Behavioral and psychological symptoms of dementia (BPSD), especially aggressiveness, wandering, and sleep disturbance, are a major burden for caregivers. Daily sleep/wake patterns and wandering of institutionalized patients with Alzheimer's disease (AD) were visually monitored, and 34 patients who manifested wandering were selected and randomly classified into 2 groups: the risperidone group and the nonrisperidone group. After an administration of low-dose risperidone for the risperidone group, the BPSD were reassessed. The binding potentials of dopamine D2 receptor for preadministration and postadministration of risperidone were assessed using positron emission tomography (PET) for 1 case. After the use of risperidone, aggressiveness and wandering were reduced and the nighttime sleeping hours were increased. The PET revealed that the binding potential of dopamine receptor was increased after administration of the drug, associated with improved sleep/wake patterns and behavioral abnormality. Possible serotonergic modulation of dopaminergic function might explain the neurobiological basis of the effect of risperidone.     
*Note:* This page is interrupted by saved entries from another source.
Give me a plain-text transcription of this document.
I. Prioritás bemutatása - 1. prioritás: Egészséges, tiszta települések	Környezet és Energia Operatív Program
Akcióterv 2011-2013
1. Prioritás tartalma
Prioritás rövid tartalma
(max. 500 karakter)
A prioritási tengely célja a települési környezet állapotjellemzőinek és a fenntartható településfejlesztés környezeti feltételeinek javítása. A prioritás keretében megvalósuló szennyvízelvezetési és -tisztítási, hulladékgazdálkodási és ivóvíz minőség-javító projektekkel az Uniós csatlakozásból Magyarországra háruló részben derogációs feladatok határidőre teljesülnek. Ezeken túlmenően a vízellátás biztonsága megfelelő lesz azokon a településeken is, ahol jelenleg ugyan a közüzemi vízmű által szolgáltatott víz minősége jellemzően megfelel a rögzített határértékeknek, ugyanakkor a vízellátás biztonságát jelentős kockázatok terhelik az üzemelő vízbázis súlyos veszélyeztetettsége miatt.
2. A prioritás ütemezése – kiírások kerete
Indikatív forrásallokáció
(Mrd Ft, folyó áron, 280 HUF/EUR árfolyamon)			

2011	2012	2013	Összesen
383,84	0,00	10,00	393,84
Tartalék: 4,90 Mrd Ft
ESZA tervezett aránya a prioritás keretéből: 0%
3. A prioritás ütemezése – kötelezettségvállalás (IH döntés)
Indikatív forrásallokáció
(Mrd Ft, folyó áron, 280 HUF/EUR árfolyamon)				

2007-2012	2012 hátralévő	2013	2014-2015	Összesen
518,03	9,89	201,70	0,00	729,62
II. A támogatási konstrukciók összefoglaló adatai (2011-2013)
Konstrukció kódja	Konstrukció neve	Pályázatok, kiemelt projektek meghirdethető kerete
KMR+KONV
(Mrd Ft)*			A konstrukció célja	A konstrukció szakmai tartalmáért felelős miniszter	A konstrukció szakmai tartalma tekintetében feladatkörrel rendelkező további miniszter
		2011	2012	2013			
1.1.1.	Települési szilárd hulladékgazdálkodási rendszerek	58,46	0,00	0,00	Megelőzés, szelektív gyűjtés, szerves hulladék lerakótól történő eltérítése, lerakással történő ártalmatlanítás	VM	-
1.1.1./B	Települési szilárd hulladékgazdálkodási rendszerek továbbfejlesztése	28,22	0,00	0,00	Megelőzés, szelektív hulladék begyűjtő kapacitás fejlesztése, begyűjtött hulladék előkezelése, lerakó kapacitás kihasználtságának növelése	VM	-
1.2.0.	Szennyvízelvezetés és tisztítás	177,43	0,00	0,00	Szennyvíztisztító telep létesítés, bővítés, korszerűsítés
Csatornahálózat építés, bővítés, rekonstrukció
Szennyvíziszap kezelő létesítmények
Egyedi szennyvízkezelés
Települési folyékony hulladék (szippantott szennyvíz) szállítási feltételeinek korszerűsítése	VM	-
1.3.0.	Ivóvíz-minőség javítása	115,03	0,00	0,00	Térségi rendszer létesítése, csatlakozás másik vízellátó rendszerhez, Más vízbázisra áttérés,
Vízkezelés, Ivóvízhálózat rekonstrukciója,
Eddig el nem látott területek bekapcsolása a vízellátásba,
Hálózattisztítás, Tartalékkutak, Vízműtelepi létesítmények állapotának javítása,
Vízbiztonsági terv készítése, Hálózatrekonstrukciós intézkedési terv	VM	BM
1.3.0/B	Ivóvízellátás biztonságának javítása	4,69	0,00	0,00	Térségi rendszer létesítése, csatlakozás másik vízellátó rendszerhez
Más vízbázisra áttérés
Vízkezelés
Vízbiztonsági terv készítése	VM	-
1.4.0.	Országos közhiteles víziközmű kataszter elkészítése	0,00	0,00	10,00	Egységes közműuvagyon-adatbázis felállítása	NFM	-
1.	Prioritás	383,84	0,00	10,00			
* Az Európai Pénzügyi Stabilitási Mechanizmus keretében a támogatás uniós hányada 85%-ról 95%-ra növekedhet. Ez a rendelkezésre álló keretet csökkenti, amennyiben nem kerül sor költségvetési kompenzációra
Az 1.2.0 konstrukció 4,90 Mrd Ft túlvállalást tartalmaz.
The effects of olanzapine in reducing the emergence of psychosis among nursing home patients with Alzheimer's disease

BACKGROUND: Elderly patients with Alzheimer's disease (AD) commonly exhibit psychotic symptoms, prompting clinicians to administer antipsychotics. This article compares the effects of olanzapine and placebo in the emergence of hallucinations or delusions in AD patients with symptoms of agitation/aggression but little or no psychotic symptomatology at baseline. METHOD: A multicenter, double-blind, placebo-controlled study was conducted in nursing home patients with AD according to DSM-IV criteria and symptoms of agitation/aggression and/or psychosis. Patients (N = 206) were randomly assigned to receive either placebo or fixed-dose olanzapine (5, 10, or 15 mg/day) for up to 6 weeks. This article analyzes data from a subgroup of patients (N = 165) with no or minimal delusions and/or hallucinations at baseline as measured by the Neuropsychiatric Inventory-Nursing Home Version (NPI/NH). Three subsets of patients were identified on the basis of their symptoms at baseline: those with no clinically significant hallucinations, those with no clinically significant delusions, and those with no clinically significant delusions or hallucinations. RESULTS: Of the patients without hallucinations or delusions at baseline (N = 75), the placebo-treated patients showed significantly greater development of these symptoms compared with olanzapine-treated patients overall (NPI/NH hallucinations + delusions mean change score, +2.73 vs. +0.27, p = .006). Similarly, of the patients without baseline hallucinations (N = 153), the placebo-treated patients showed greater hallucinations score increases than did olanzapine-treated patients overall (+1.25 vs. +0.33, p = .026), whereas patients without baseline delusions (N = 87) showed no significant treatment effects. Olanzapine had a favorable safety profile in each patient subset. CONCLUSION: These results suggest that, overall, olanzapine effectively attenuated emergence of psychosis in a short-term trial of patients with Alzheimer's disease.